Picture this: on a warm clear night, lowly shepherds were out in an Israeli field with their flock of sheep. These dirty shepherds, who lived outside with their animals, were not the type that would be invited to your next dinner party.
The Gospel of Luke records that without any warning, the heavens blazed with the glory of heaven. The shepherds were petrified. They saw and heard angels loudly proclaim the news that the promised Messiah had just been born in a stable. The God of love had intersected time and space. The shepherds immediately ran to Bethlehem to get in on the news of the ages.
It was no accident that the good news was told first to the shepherds. Everyone else would have minded going to a smelly hay-filled barn to see the Baby King. But not the shepherds; it was familiar turf.
As soon as the shepherds came face to face with Jesus in the stable, they could not keep the glory of the Lord to themselves. People might have thought the riffraff shepherds were drunk.
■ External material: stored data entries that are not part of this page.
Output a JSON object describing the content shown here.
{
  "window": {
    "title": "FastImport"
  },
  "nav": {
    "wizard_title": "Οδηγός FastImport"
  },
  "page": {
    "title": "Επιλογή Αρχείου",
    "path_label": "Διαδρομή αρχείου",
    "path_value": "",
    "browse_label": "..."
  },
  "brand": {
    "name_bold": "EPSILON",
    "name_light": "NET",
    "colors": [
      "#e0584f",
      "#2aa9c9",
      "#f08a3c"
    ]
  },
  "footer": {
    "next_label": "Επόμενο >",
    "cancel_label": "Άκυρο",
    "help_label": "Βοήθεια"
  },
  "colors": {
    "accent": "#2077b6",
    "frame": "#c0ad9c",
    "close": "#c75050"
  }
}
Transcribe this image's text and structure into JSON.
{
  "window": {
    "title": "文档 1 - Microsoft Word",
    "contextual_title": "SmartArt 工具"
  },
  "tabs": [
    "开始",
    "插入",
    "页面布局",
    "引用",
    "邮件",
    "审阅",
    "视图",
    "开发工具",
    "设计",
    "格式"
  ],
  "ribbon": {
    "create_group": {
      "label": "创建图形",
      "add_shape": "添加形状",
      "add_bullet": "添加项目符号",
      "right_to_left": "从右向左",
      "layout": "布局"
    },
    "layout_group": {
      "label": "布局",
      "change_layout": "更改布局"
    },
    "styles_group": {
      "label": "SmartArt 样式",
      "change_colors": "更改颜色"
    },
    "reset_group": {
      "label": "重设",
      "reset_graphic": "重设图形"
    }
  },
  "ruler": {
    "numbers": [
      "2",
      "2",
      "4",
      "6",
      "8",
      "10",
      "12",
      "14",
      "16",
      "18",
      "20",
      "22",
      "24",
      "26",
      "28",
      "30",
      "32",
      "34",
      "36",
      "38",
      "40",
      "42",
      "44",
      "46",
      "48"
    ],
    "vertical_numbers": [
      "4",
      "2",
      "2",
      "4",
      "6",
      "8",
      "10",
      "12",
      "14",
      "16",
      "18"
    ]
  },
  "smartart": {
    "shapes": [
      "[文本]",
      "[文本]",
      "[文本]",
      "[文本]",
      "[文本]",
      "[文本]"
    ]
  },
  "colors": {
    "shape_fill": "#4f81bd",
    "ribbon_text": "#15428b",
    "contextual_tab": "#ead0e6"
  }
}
But the shepherds were sure of what they had seen and they told others. “And all who heard it were amazed at what the shepherds said to them.” Luke 2:18
Sometimes I feel a little bit like the shepherds. My family and friends are enjoying Christmas celebrations and as a mom, I am working to make the festive events nice for everyone else. I’m like a shepherd tending the sheep (the food source). Let’s be honest, for us moms, Christmas can be summed up in one word–work.
So how do I have my own Christmas celebration? As moms, we need to find a little slice of Christmas early in December. It could be attending a production of the Messiah, passing out plates of chicken and gravy at a homeless shelter, visiting a shut-in neighbor, listening to a friend play Christmas carols on the piano, or attending a special worship service.
I have found my personal celebration of Christmas the last six years at a live outdoor Christmas nativity at a church in my neighborhood. I go and see the donkey, some little lambs, the curious goat, the unsanded wooden manger, and the leaning A-frame shelter with starry sky for a ceiling. The animals almost seem to understand. And there’s me sobbing, worshipping the humble One who arrived on this earth as a baby. Praying I can be more like Him. Loving Him so dearly and knowing that He loves me even more. Thanking Him for being willing to humble Himself and come to earth.
This Christmas, you can find me at Olive and Vail Streets, smitten and awed by the Shepherd-like Child King. After I’ve been touched by the humble Shepherd, I’ll be able to work to give my family their Christmas celebration.
Five Reasons I’m Celebrating Christmas with the Shepherds
1. The shepherds were sacrificial. They were willing to lay down their lives for their flock if necessary. Even when the shepherds got the heavenly wake-up call, probably one shepherd had to stay behind with the sheep.
2. The shepherds were humble. They didn’t have intellectual pride or they would not have believed the King could come as a lowly baby. They didn’t have material or social pride because they hung out with sheep. They didn’t have religious pride because as shepherds they could not enter the Temple.
3. The shepherds were courageous. They didn’t let fear of the unusual keep them from answering the call. (Since when is running toward God a bad thing?)
4. The shepherds were changed. If an adjective could be put in front of the shepherds’ conversion, it would be “wonderously” saved. They walked, smelled, sang, and loved differently. God had not just changed them, He had rearranged them.
5. The shepherds were obedient–immediately. They didn’t make the new Baby wait. They had no trouble following, once they heard God’s heavenly call.
TO PONDER IN YOUR HEART: I have been changed by the nativity, so I am going out to tell everyone I know, including the shepherds in my life. In fact, maybe that is who I will tell first. Who will you tell?